Back to the delivery suite. My little Felix was wheeled off to the neonatal ward and the midwife jabbed me with my Vitamin K. Holding on to the umbilical cord, the midwife told me to push. I'd already forgotten how. She let go of the cord, unfortunately, just as I remembered how to push. Husband couldn't stop laughing at the way she had to catch the flying placenta that came at her. Easy. My job was done.
I had a minor tear, so she said something or other about stitching me up and I felt a bit confused when she thanked me for allowing her... then as I saw the shaking hand with needle and thread rising from my genitals, I began to realise, she was still fairly inexperienced at this. Oh god. She's shaking with nerves. I'm going to be a complete mess.
I am not. My husband claims she did an excellent job. I try not to question him too much on this. I think you should leave it there too.
I waited around for them to finish cleaning the bathroom before I took a shower, cleaning myself very tentatively. I felt no pain, just very tender. What does one expect?

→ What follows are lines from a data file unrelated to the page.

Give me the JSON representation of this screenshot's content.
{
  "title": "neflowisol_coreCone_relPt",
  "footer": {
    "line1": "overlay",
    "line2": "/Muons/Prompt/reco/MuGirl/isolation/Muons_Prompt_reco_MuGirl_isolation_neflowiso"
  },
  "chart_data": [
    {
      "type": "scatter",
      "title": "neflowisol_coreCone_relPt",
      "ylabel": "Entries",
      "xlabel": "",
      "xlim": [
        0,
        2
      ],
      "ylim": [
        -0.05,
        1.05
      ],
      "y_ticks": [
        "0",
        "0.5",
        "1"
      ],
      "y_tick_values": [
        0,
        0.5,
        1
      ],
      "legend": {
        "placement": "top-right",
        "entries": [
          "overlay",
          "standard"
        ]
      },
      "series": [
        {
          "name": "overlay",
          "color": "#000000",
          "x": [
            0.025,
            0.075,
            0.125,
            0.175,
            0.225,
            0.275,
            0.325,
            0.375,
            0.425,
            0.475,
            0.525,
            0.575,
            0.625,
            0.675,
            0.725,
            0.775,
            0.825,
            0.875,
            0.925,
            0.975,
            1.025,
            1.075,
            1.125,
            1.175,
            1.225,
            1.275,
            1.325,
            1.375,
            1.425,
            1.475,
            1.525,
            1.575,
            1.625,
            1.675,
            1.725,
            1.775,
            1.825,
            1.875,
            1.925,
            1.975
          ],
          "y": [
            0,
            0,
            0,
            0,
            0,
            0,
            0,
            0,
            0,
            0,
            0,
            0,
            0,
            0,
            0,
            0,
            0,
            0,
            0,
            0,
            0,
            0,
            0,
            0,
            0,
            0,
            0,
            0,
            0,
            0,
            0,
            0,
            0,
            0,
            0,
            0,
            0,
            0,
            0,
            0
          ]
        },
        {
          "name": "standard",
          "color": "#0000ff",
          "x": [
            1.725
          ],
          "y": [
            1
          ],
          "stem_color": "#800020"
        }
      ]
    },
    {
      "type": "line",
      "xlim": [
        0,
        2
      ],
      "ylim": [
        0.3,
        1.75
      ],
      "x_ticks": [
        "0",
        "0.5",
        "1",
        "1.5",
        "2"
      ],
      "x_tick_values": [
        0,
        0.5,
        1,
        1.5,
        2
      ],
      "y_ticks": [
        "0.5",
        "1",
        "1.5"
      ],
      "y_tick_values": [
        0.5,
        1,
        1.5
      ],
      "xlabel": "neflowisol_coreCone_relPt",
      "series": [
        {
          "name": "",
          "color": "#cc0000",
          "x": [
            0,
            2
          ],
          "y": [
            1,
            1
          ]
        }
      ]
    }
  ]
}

Then we waited. And waited. Until eventually we went off upstairs, me milking it in a wheelchair, to see our little boy. Where someone jabbed a needle in his foot and made me cry.
I feel very lucky that I had such an easy birth. Just 8 hours from the first contraction to Felix's introduction to life outside the womb. And a nice small 6lb 2oz baby (not small for his prematurity, but small for pushing out). Finger's crossed, this one isn't too much more difficult. I know I've had practice now, but another amazing experience would be much appreciated. I have never been more proud of myself.